Jeff’s apartment and the courtyard compromise the entire set of Rear Window. The set itself was constructed at Stage 18, Paramount Studios, in Hollywood. The courtyard was actually a disused basement that was gutted and built up, this means Jeff’s apartment is not actually on the 2nd level, but rather at street level.
The courtyard set measured 98 feet wide, 185 feet long, and 40 feet high, and included 31 apartments, 8 of which were completely furnished. This required considerable planning on the part of the studio and the army of artisans that had to build it and was featured in a number of magazines and Hollywood tours of the time even while the film was being shot (usually these things are kept somewhat secret during filming). The set costs ran somewhere between $75,000 and $100,000, about $680,000 to about $910,000 in today’s money. Hitchcock himself stayed in Jeff’s apartment, out of sight during filming, with a radio, where he could speak instructions to the actors in the other apartments who were wearing flesh-colored earpieces to receive them.
It is interesting to consider that Jeff’s boredom is really what stirred his instinct to voyeurism in spying on the lives of his neighbors. In doing so, he notices the Salesman acting very strangely in his apartment across the way, with his wife having disappeared.

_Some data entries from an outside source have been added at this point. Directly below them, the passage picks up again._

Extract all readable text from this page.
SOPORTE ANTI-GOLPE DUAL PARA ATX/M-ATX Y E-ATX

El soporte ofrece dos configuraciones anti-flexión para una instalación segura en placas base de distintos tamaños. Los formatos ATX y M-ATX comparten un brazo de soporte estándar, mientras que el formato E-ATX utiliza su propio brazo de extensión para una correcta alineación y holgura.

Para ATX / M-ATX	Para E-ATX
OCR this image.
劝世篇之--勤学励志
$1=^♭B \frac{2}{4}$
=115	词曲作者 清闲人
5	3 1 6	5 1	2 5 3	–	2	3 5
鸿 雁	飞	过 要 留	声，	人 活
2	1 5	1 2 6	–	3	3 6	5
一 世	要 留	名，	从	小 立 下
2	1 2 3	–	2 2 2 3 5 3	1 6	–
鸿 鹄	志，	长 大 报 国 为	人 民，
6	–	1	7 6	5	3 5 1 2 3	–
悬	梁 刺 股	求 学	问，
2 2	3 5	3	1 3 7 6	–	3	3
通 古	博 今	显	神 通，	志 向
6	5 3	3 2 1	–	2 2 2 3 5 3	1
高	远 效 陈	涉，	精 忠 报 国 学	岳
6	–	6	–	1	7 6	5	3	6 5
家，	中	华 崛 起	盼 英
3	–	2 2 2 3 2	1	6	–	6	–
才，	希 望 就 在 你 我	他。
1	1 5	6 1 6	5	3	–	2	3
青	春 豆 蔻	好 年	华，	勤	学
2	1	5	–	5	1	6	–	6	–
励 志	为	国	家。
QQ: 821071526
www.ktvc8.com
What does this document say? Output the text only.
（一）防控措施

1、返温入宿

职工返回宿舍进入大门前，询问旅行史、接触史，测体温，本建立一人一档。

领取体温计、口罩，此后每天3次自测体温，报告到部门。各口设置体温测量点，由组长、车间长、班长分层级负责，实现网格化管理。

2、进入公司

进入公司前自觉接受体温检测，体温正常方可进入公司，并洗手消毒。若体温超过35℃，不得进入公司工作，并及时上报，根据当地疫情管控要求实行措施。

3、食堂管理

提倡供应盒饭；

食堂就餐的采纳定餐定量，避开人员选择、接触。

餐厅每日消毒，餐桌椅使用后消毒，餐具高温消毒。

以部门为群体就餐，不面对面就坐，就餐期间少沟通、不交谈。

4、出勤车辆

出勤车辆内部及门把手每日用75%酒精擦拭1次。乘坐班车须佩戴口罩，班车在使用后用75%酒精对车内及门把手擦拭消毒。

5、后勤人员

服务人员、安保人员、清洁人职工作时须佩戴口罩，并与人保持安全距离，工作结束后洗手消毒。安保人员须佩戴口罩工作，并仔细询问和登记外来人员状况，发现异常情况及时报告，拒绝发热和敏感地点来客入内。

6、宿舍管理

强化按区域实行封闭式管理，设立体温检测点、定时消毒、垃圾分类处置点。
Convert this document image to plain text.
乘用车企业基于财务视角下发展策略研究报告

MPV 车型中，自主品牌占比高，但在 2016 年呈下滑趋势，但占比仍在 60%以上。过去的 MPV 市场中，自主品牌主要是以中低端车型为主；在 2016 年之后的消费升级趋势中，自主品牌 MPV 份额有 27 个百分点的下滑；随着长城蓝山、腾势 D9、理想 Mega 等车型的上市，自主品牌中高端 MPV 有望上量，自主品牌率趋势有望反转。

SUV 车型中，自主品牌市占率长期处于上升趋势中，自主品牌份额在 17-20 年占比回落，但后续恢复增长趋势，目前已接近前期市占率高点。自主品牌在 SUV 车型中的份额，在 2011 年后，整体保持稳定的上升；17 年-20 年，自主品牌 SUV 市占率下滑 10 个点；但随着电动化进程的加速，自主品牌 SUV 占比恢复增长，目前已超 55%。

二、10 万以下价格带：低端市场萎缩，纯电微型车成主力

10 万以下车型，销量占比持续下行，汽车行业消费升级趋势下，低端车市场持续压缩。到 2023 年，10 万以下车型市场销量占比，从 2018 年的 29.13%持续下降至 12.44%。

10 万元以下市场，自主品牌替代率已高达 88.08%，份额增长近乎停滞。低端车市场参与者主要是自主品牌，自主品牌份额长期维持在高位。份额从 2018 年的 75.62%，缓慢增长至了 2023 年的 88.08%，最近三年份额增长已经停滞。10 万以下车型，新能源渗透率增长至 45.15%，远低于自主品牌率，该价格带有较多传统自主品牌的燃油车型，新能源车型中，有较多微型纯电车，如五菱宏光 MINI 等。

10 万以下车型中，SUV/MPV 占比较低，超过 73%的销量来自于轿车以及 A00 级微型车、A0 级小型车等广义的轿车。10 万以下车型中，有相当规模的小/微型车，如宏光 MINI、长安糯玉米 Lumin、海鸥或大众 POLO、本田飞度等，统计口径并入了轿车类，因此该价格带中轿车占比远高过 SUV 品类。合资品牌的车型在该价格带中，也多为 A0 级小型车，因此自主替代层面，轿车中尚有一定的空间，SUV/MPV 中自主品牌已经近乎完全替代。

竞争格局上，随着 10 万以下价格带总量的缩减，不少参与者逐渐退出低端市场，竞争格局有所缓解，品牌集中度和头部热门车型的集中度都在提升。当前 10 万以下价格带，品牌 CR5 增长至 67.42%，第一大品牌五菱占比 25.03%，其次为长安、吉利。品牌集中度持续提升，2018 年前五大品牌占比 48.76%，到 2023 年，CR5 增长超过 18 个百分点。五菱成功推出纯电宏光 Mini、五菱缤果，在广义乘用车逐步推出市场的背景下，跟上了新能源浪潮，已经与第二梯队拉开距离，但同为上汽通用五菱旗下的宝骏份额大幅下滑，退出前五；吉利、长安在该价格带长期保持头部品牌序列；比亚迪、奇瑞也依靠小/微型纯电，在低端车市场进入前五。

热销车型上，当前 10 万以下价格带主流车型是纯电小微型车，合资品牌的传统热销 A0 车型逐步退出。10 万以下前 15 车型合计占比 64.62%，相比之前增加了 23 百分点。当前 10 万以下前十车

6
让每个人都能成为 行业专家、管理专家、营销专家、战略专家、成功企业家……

He shares his concerns with the nurse who visits him daily (played with the trademark wit of Thelma Ritter), and his girlfriend, the striking, quick thinking Manhattan socialite Lisa Carol Fremont — played exquisitely by Grace Kelly, who once said James Stewart was one of the most masculinely attractive men she ever worked with; for his part, James Stewart, along with all the men on the set, praised Kelly’s instincts as an actress quite often too — and the three keep close tabs on the Salesman, and soon, try to solve the mystery after Jeff convinces them something is there.
Hitchcock’s telling of this important story also probes how this kind of voyeurism can cross into obsession and also makes one question whether Jeff wasn’t somewhat predisposed to it because of his always functioning eye as a photographer (he uses his binoculars and massive telephoto lens to spy on the Salesman’s seemingly nefarious activity). The threesome rapidly becomes enthralled with figuring out what happened to the Salesman’s wife, with Lisa even breaking into his apartment to collect intelligence that can then be conveyed to Jeff’s police contact Detective Thomas J. Doyle (Wendell Corey), who at first plays polite skeptic to Jeff’s observations and deductions about the admittedly strange happenings across the courtyard at the Thorwald’s apartment (we learn the name from Lisa’s reconnaissance at the apartment).
Did the three witness the covering up of a brutal crime? In characteristic fashion, Hitchcock ratchets up the tension peaking at a most satisfying payoff. His most deft hand as a director, artist, and storyteller really knows how to guide and thrill the viewer, every time. Rear Window, being buttressed by an all-star cast, and a very well-calculated story, is still a satisfying must-watch in his seminal film canon.